A new [Co(BMBIT)₂(H₂O)₄](ClO₄)₂*H₂O complex was synthesized by self-assembly of Co(II) perchlorate and 4,4′-(6-(1H-benzo[d]imidazol-1-yl)-1,3,5-triazine-2,4-diyl) dimorpholine (BMBIT) in ethanol. The three-dimensional structure and crystal-packing structure aspects of the [Co(BMBIT)₂(H₂O)₄](ClO₄)₂*H₂O complex were analyzed using single-crystal X-ray diffraction. The Co(II) is hexa-coordinated with a CoN₂O₄ coordination sphere. All ligand groups (BMBIT and H₂O) are monodentate and the cationic complex is monomeric with a distorted octahedral coordination geometry in the coordination sphere.
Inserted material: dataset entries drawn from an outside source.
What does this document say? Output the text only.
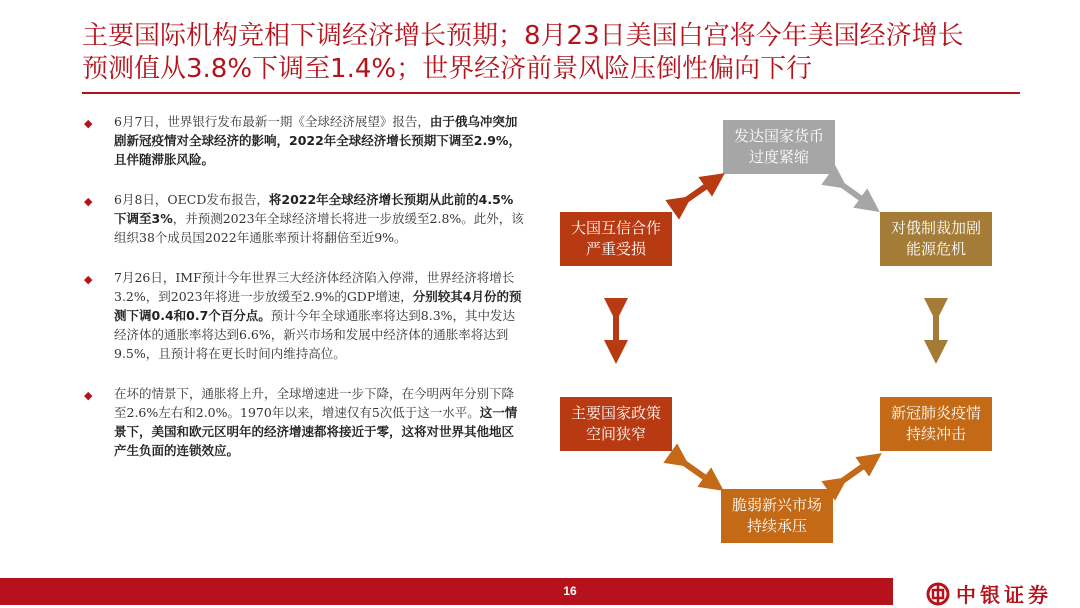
主要国际机构竞相下调经济增长预期；8月23日美国白宫将今年美国经济增长
预测值从3.8%下调至1.4%；世界经济前景风险压倒性偏向下行
◆ 6月7日，世界银行发布最新一期《全球经济展望》报告，由于俄乌冲突加剧新冠疫情对全球经济的影响，2022年全球经济增长预期下调至2.9%，且伴随滞胀风险。
◆ 6月8日，OECD发布报告，将2022年全球经济增长预期从此前的4.5%下调至3%，并预测2023年全球经济增长将进一步放缓至2.8%。此外，该组织38个成员国2022年通胀率预计将翻倍至近9%。
◆ 7月26日，IMF预计今年世界三大经济体经济陷入停滞，世界经济将增长3.2%，到2023年将进一步放缓至2.9%的GDP增速，分别较其4月份的预测下调0.4和0.7个百分点。预计今年全球通胀率将达到8.3%，其中发达经济体的通胀率将达到6.6%，新兴市场和发展中经济体的通胀率将达到9.5%，且预计将在更长时间内维持高位。
◆ 在坏的情景下，通胀将上升，全球增速进一步下降，在今明两年分别下降至2.6%左右和2.0%。1970年以来，增速仅有5次低于这一水平。这一情景下，美国和欧元区明年的经济增速都将接近于零，这将对世界其他地区产生负面的连锁效应。
发达国家货币过度紧缩
对俄制裁加剧能源危机
新冠肺炎疫情持续冲击
脆弱新兴市场持续承压
主要国家政策空间狭窄
大国互信合作严重受损
16	中银证券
The O···H, N···H, C···H, C···O, C···N and H···H intermolecular contacts contributed by 27.5, 7.9, 14.0, 0.9, 2.8 and 43.5%, respectively, in the supramolecular structure of the Co(II) complex. The [Co(BMBIT)₂(H₂O)₄](ClO₄)₂*H₂O complex has broad-spectrum antimicrobial action compared to the free BMBIT ligand. Mechanistic investigation of the biological activity will be considered in our future work.